That's very unusual; the two motherboards must have been close to
identical.
No hardware or Windows problem. This is actually normal behavior.
Normally, and assuming a retail license (many factory-installed OEM
installations are BIOS-locked to a specific motherboard chipset and
therefore are *not* transferable to a new motherboard - check yours
before starting), unless the new motherboard is virtually identical
(same chipset, same IDE controllers, same BIOS version, etc.) to the one
on which the WinXP installation was originally performed, you will need to
perform a repair (a.k.a. in-place upgrade) installation, at the very least:
How to Perform an In-Place Upgrade of Windows XP
http://support.microsoft.com/directory/article.asp?ID=KB;EN-US;Q315341
Changing a Motherboard or Moving a Hard Drive with WinXP Installed
http://www.michaelstevenstech.com/moving_xp.html
The "why" is quite simple, really, and has nothing to do with
licensing issues, per se; it is a purely technical matter, at this point.

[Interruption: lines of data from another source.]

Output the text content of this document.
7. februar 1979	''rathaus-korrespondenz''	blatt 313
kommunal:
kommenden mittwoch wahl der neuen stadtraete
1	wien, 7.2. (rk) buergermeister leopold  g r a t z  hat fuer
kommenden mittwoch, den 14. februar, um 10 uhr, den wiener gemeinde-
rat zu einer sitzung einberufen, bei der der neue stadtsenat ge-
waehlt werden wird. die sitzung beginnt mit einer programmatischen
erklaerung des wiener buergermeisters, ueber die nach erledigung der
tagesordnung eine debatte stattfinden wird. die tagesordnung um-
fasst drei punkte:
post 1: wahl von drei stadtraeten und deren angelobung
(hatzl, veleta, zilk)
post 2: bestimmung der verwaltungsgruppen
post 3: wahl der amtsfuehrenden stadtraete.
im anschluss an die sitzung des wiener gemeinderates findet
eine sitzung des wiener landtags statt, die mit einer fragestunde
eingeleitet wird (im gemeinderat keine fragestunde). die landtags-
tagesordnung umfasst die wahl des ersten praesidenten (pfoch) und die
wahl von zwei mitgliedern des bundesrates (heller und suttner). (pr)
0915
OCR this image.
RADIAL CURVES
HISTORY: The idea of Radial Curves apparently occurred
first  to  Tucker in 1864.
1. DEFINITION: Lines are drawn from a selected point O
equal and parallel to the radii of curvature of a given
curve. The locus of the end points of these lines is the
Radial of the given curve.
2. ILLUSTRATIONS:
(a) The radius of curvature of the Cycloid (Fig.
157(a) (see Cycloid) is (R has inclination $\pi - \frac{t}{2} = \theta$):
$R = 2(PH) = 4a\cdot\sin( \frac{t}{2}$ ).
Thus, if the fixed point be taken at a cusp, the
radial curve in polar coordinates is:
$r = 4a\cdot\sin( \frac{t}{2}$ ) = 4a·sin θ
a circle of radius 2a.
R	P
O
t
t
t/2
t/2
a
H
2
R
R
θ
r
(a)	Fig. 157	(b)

You've pulled the proverbial hardware rug out from under the OS. (If
you do not like -- or get -- the rug analogy, think of it as picking up a
Cape Cod style home and then setting it down onto a Ranch style
foundation. It just is not going to fit.) WinXP, like Win2K before it,
is not nearly as "promiscuous" as Win9x when it comes to accepting any
old hardware configuration you throw at it. On installation it
reasons that the entire WinNT/2K/XP OS family is so much more stable
than the Win9x group.
As always when undertaking such a significant change, back up any
important data before starting.
This will also probably require re-activation, unless you have a
Volume Licensed version of WinXP Pro installed. If it is been more than
120 days since you last activated that specific Product Key, you will most
likely be able to activate via the Internet without problem. If it is
been less, you might have to make a 5 minute phone call.